El imperativo moral de intervenir en la guerra contra El Asad, como hiciera la OTAN en la antigua Yugoslavia, resulta engañoso

Sarajevo 1993, cuarteles generales de la ONU.
Sarajevo 1993, cuarteles generales de la ONU.Magnum

A medida que aumentan las matanzas en Siria, y con la impresión de que cada actuación de un país extranjero, ya sea Estados Unidos, Rusia, Turquía o Irán, empeora la situación, es frecuente oír hablar de la intervención de la OTAN en Bosnia como ejemplo de todo lo contrario, de cómo es posible acabar con las guerras y los sufrimientos de la población civil atrapada en ellas si las potencias extranjeras están verdaderamente dispuestas a hacerlo. El argumento es irresistible: ¿qué persona de bien no quiere hacer algo, lo que sea, para poner fin a las masacres? Si fue posible salvar a los bosnios, aunque fuera con retraso, no cabe duda de que hay un urgente imperativo moral de hacer lo mismo por los sirios, y quizá esta vez mejor. Lo malo es que este argumento, sin embargo, es engañoso en muchos sentidos y tal vez, incluso, un camino lleno de esperanzas frustradas.

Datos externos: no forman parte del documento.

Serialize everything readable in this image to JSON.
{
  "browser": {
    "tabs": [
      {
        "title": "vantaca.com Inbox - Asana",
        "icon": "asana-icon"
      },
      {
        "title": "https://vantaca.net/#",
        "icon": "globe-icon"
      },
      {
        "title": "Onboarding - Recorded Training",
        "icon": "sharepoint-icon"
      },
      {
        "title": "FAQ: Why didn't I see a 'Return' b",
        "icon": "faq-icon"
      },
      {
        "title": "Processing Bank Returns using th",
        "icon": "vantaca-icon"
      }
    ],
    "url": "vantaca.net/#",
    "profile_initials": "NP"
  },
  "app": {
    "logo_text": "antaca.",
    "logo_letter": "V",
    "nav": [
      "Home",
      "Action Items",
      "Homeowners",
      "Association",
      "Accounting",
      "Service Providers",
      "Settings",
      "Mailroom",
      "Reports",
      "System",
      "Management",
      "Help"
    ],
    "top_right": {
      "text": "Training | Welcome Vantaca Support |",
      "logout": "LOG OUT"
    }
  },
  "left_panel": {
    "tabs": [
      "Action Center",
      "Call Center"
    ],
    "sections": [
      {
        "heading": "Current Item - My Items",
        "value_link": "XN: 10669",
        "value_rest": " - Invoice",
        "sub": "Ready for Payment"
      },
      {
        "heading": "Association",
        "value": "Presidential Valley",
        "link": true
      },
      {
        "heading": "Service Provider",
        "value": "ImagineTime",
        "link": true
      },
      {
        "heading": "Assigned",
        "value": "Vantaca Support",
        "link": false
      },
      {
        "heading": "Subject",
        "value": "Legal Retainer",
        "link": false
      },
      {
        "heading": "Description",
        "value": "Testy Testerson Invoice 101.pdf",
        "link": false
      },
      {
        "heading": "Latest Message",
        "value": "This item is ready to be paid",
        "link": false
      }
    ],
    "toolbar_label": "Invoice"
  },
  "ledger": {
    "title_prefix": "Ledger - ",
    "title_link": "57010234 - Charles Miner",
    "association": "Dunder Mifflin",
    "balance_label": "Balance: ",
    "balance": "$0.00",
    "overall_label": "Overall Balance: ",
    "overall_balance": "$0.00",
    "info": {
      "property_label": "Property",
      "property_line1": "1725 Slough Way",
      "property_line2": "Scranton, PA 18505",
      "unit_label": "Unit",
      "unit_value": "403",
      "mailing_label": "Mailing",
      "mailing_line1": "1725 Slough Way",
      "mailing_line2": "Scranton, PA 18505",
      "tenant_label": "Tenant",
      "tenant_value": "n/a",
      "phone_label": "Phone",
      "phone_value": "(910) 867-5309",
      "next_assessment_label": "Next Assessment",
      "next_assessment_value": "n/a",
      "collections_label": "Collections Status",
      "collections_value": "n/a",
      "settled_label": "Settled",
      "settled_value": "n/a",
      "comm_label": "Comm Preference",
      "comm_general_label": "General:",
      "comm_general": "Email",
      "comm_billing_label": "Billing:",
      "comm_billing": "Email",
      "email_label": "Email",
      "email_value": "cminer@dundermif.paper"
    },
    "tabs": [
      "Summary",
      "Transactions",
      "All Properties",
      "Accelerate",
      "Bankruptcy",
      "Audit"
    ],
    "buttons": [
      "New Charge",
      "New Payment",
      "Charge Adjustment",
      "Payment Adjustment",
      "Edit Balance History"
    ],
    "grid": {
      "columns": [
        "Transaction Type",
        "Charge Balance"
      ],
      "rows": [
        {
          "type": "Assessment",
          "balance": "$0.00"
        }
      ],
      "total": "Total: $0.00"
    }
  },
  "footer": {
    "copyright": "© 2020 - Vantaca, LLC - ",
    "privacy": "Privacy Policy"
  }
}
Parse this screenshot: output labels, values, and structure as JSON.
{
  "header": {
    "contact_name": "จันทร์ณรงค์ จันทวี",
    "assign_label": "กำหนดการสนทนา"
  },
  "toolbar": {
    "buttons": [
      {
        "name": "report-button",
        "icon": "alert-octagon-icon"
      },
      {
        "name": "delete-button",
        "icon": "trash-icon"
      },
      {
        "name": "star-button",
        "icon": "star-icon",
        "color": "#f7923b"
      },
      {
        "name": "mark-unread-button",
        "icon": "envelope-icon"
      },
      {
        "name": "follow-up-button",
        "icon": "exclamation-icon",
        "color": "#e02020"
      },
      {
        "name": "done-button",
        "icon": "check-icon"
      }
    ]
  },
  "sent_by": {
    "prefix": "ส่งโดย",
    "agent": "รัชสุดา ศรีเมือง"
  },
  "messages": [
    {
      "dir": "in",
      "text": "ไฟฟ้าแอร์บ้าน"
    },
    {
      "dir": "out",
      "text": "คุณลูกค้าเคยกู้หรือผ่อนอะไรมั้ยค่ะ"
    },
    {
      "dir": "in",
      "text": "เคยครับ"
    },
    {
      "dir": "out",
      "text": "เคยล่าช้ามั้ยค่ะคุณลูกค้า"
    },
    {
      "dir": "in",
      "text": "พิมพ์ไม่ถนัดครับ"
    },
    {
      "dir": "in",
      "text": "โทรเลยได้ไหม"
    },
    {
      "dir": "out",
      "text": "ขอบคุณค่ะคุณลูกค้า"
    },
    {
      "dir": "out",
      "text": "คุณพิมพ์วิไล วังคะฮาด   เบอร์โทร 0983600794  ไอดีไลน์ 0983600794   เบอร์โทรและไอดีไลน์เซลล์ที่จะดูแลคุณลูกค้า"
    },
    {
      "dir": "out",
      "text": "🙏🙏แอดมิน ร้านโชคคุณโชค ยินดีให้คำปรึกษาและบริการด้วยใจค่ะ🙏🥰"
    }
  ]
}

Lo primero que conviene señalar, y es una verdad difícil, pero que debe quedar clara, es que la intervención que se hizo en Bosnia en 1995 llegó demasiado tarde para conservar el multiculturalismo de un país que, al menos en la zonas urbanas, había florecido hasta el comienzo de la guerra, en abril de 1992. Ese país murió asesinado en los cuatro años de guerra ante la mirada del mundo entero, y en la Bosnia actual el poder está en manos de los nacionalistas más intolerantes de las comunidades bosnia, serbia y croata.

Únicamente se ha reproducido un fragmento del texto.